North Carolina State University Athletics

PEELER: Hamilton's Advice Hits Home
2/7/2009 12:00:00 AM | Baseball
BY TIM PEELER
RALEIGH, N.C. Advice never sounds so meaningful than when it comes from the mouth of a real superstar. Especially when that star has been to the brink and back.
That’s what NC State’s baseball players and a room full of supporters of the Wolfpack baseball program gleaned from an evening with Texas Rangers all-star Josh Hamilton, the featured speaker Friday night at the third-annual First Pitch Banquet.
The event, sponsored by the Rally Club, has become the traditional kickoff for the Wolfpack baseball season, which begins in earnest later this month.
Hamilton, the Raleigh native and former NC State signee, grew up less than three miles from NC State’s campus and was a regular at all kinds of Wolfpack sporting events as a kid. That was long before he became a baseball prodigy at Athens Drive High School. He signed a letter of intent to play for Elliott Avent’s program, but instead opted to take a $3.96 million bonus to sign with the Tampa Bay Devil Rays after being the No. 1 pick of the 1999 draft.
Hamilton’s story from that point forward has become well-known over the last year the 2001 car accident that nearly ended his career, his addictions to drug, alcohol and tattoos, his ban from baseball and his inspirational comeback story that peaked at last summer’s All-Star Game Home Run Derby.
Hamilton shared his story along with his testimony about being a strong Christian at the banquet, during a candid conversation with emcee Jeff Gravely of WRAL-TV. All current players from the Wolfpack roster were in attendance, along with more than a dozen former players, from ex-major leaguer Alex Cheek, to one of Hamilton’s childhood heroes, Chris Combs, to several players who were taken in the most recent baseball draft: Eric Surkamp, Clayton Shunick, Marcus Jones and Jeremy Synan.
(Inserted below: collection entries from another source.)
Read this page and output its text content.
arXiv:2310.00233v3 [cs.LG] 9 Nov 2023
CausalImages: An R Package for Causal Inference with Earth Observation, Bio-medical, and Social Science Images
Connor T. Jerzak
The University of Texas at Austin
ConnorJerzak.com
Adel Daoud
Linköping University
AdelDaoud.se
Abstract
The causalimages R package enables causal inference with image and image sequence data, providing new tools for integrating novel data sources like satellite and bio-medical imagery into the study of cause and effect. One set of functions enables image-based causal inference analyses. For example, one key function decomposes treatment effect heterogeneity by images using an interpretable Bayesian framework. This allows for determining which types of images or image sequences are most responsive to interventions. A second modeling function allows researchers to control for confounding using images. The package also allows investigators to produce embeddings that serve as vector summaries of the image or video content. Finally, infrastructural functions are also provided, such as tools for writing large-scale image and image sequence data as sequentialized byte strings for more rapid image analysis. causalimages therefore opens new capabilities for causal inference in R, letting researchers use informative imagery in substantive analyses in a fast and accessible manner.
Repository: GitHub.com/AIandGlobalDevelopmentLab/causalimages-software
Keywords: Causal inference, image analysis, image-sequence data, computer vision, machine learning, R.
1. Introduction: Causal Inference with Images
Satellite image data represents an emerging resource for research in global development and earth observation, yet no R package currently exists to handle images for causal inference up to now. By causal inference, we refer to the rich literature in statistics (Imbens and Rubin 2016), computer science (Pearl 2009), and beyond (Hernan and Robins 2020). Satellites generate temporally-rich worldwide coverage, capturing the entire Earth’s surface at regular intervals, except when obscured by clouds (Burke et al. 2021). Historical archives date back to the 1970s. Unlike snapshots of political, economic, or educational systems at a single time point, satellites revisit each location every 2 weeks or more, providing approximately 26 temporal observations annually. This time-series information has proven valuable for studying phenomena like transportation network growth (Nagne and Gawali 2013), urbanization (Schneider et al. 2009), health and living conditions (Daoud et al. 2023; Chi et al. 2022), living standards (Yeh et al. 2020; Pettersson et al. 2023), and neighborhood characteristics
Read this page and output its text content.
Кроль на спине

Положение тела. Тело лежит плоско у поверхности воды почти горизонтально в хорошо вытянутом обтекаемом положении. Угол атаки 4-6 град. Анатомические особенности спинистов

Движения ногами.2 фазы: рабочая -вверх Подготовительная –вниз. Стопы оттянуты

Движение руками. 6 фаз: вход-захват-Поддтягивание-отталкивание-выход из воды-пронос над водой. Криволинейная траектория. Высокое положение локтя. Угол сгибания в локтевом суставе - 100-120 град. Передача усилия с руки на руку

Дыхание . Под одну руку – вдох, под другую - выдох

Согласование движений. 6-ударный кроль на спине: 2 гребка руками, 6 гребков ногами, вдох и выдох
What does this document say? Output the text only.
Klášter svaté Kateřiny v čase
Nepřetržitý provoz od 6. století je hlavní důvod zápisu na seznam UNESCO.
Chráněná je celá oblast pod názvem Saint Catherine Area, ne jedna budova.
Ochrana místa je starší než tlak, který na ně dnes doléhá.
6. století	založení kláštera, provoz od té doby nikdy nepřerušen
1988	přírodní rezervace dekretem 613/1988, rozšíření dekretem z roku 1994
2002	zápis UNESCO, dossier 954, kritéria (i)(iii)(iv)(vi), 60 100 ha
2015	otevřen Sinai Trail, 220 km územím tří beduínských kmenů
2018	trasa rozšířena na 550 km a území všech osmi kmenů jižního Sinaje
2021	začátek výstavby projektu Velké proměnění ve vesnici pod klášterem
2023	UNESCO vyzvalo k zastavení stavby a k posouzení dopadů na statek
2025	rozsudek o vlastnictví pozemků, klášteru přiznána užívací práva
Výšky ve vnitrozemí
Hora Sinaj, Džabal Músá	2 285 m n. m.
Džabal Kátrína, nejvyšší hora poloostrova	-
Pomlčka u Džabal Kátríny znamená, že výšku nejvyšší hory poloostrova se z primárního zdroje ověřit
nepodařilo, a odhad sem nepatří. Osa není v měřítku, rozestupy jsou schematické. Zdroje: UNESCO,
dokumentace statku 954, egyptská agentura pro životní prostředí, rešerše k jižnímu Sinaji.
“If I could say anything to you it would be make good choices,” Hamilton said. “It’s very easy to do the wrong thing. It takes a special person to do the right things. So whatever thing you are about to do, think about the consequences before you do it.
“Think about people, places and things. Help each other out as a team. I learned growing up that even if I am not doing what the people I am hanging out with are doing, eventually, if I hang out with them long enough, I will start doing it. Those choices you make help determine what happens the rest of your life.”
Hamilton obviously knows the consequences of those bad choices. He sweated out baseball commissioner Bud Selig’s drawn-out review of his case for re-instatement while playing for an independent league team after being out of baseball for nearly four years.
“Remember, one bad choice can affect not only your life, but the people who love you,” Hamilton said. “You don’t think about those people. Obviously, when I was out there doing what I was doing, I didn’t think about those people. I didn’t think about my mom and dad or grandmother. It’s a big deal. You don’t realize how selfish you can be when you make those choices.”
The message hit home with the current players, who also face challenges and temptations every day of their college lives.
“It was a powerful message,” said two-sport star Russell Wilson, who delivered the invocation for the banquet and got a chance to meet Hamilton for the first time. “He is a very strong man. It’s great for everybody to hear him and his testimony. He’s a great player and a great guy. It shows you can overcome anything and do anything if you put Christ first and put your mind to it.
“He’s in a place we all want to be playing major-league baseball. It’s a great experience hearing him talking about making the right choices, because that’s what we all have to do, not matter how old you are. You might not be perfect all the time, but things can still turn out well.”
Hamilton, wearing a bright red Kay Yow/WBCA Cancer Fund golf shirt and a pink breast cancer awareness ribbon, talked about his special ties to the late women’s basketball coach, who knew and coached Hamilton’s mother, Linda Holt Hamilton, in softball. She didn’t hit prodigious shots out of Yankee Stadium, as her son did at Yankee Stadium last July, she was a good player.
Hamilton said he had a connection to Yow since childhood, as he attended women’s and men’s basketball games with about the same frequency as he attended Wolfpack baseball games.
So when Coach Yow called him up last summer to ask for a few tickets to a Rangers game while she and her staff were in Texas for a fundraising golf tournament for the Kay Yow/WBCA Cancer Fund, he gladly left them for her.
“I was looking for her up in the stands, but I never really did get to see her,” Hamilton said. “I do remember having a good game, though.”
Hamilton left a lasting impressing for the coach in that Sept. 6 contest against the Boston Red Sox: he had a two-run single, a triple that bounced off the top of the deepest center field wall and three of his major-league leading 130 RBIs in a 15-8 victory.
Yow didn’t get to meet with Hamilton after the game, but the rest of the coaching staff did.
“She had to leave early because she wasn’t feeling well,” Hamilton said. “I wanted to go see her later on, but never got the chance. She was a special lady. I will miss her.”